Repeatability of study setups and reproducibility of research results by underlying data are major requirements in science. Until now, abstract models for describing the structural logic of studies in environmental sciences are lacking and tools for data management are insufficient. Mandatory for repeatability and reproducibility is the use of sophisticated data management solutions going beyond data file sharing. Particularly, it implies maintenance of coherent data along workflows. Design data concern elements from elementary domains of operations being transformation, measurement and transaction. Operation design elements and method information are specified for each consecutive workflow segment from field to laboratory campaigns. The strict linkage of operation design element values, operation values and objects is essential. For enabling coherence of corresponding objects along consecutive workflow segments, the assignment of unique identifiers and the specification of their relations are mandatory. The abstract model presented here addresses these aspects, and the software DiversityDescriptions (DWB-DD) facilitates the management of thusly connected digital data objects and structures. DWB-DD allows for an individual specification of operation design elements and their linking to objects. Two workflow design use cases, one for DNA barcoding and another for cultivation of fungal isolates, are given. To publish those structured data, standard schema mapping and XML-provision of digital objects are essential. Schemas useful for this mapping include the Ecological Markup Language, the Schema for Meta-omics Data of Collection Objects and the Standard for Structured Descriptive Data. Data pipelines with DWB-DD include the mapping and conversion between schemas and functions for data publishing and archiving according to the Open Archival Information System standard. The setting allows for repeatability of study setups, reproducibility of study results and for supporting work groups to structure and maintain their data from the beginning of a study. The theory of 'FAIR++' digital objects is introduced.
研究设置的可重复性以及基础数据的研究结果的可再现性是科学中的主要要求。
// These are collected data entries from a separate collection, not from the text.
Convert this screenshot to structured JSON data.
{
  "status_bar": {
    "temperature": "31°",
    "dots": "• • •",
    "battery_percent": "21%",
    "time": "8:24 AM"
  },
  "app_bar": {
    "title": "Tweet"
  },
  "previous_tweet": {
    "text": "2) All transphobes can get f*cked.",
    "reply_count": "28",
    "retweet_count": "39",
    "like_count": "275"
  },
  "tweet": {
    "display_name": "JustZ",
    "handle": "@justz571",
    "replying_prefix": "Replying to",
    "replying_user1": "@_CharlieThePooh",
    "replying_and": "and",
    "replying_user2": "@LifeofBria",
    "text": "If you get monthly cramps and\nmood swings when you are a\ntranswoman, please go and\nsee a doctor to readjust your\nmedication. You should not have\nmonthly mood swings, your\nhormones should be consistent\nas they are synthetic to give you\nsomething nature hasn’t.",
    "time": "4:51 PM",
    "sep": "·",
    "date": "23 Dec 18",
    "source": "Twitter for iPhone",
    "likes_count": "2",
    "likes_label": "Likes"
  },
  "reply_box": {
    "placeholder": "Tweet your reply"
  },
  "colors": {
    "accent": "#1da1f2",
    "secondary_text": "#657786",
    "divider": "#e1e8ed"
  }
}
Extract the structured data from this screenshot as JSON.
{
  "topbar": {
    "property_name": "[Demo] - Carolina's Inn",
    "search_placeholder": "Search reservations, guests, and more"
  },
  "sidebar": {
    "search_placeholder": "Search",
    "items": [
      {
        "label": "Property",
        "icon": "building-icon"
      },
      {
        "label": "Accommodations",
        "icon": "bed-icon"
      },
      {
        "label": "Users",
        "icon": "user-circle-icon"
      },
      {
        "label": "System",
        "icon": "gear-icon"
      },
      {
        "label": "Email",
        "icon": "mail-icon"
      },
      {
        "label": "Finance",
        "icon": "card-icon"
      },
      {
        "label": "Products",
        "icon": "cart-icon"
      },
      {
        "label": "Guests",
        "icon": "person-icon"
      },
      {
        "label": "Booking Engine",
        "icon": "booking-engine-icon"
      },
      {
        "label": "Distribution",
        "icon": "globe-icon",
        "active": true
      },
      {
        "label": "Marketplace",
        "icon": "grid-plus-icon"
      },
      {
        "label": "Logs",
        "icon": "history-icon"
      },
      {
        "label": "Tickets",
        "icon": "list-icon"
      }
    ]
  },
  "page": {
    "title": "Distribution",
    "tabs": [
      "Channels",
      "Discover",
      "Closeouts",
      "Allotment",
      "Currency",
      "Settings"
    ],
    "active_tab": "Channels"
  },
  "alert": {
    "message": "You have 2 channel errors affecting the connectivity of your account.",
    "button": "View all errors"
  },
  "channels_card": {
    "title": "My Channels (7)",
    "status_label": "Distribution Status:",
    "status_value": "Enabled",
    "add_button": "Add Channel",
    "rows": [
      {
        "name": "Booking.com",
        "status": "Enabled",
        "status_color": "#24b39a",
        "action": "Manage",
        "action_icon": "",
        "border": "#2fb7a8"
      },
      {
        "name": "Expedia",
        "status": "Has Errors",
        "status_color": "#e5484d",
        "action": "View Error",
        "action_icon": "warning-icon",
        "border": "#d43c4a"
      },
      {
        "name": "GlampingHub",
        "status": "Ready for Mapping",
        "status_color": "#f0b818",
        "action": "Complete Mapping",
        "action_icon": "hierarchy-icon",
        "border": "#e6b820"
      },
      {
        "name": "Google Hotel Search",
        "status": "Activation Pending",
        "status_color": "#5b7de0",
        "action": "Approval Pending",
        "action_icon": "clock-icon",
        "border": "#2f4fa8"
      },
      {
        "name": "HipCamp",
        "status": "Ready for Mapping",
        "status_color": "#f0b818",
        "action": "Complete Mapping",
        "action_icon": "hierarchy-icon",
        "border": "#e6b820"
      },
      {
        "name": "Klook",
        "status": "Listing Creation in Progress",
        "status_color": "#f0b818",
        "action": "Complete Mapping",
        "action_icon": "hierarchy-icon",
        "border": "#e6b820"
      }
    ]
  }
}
到目前为止,环境科学中缺乏用于描述研究结构逻辑的抽象模型,数据管理工具也不足。实现可重复性和可再现性的关键是使用超越数据文件共享的复杂数据管理解决方案。特别是,这意味着要在工作流程中维护连贯的数据。设计数据涉及来自操作基本领域的元素,即转换、测量和事务。针对从野外到实验室活动的每个连续工作流程段,指定操作设计元素和方法信息。操作设计元素值、操作值和对象之间的严格关联至关重要。为了在连续的工作流程段中实现相应对象的连贯性,必须分配唯一标识符并指定它们之间的关系。这里提出的抽象模型解决了这些方面的问题,软件DiversityDescriptions(DWB-DD)有助于管理如此连接的数字数据对象和结构。DWB-DD允许对操作设计元素进行个性化指定并将其与对象链接。给出了两个工作流程设计用例,一个用于DNA条形码分析,另一个用于真菌分离株的培养。要发布这些结构化数据,标准模式映射和数字对象的XML提供至关重要。适用于此映射的模式包括生态标记语言、收集对象的元组学数据模式和结构化描述数据标准。使用DWB-DD的数据管道包括模式之间的映射和转换以及根据开放档案信息系统标准进行数据发布和存档的功能。该设置允许研究设置的可重复性、研究结果的可再现性,并支持工作组从研究开始就对其数据进行结构化和维护。引入了“FAIR++”数字对象理论。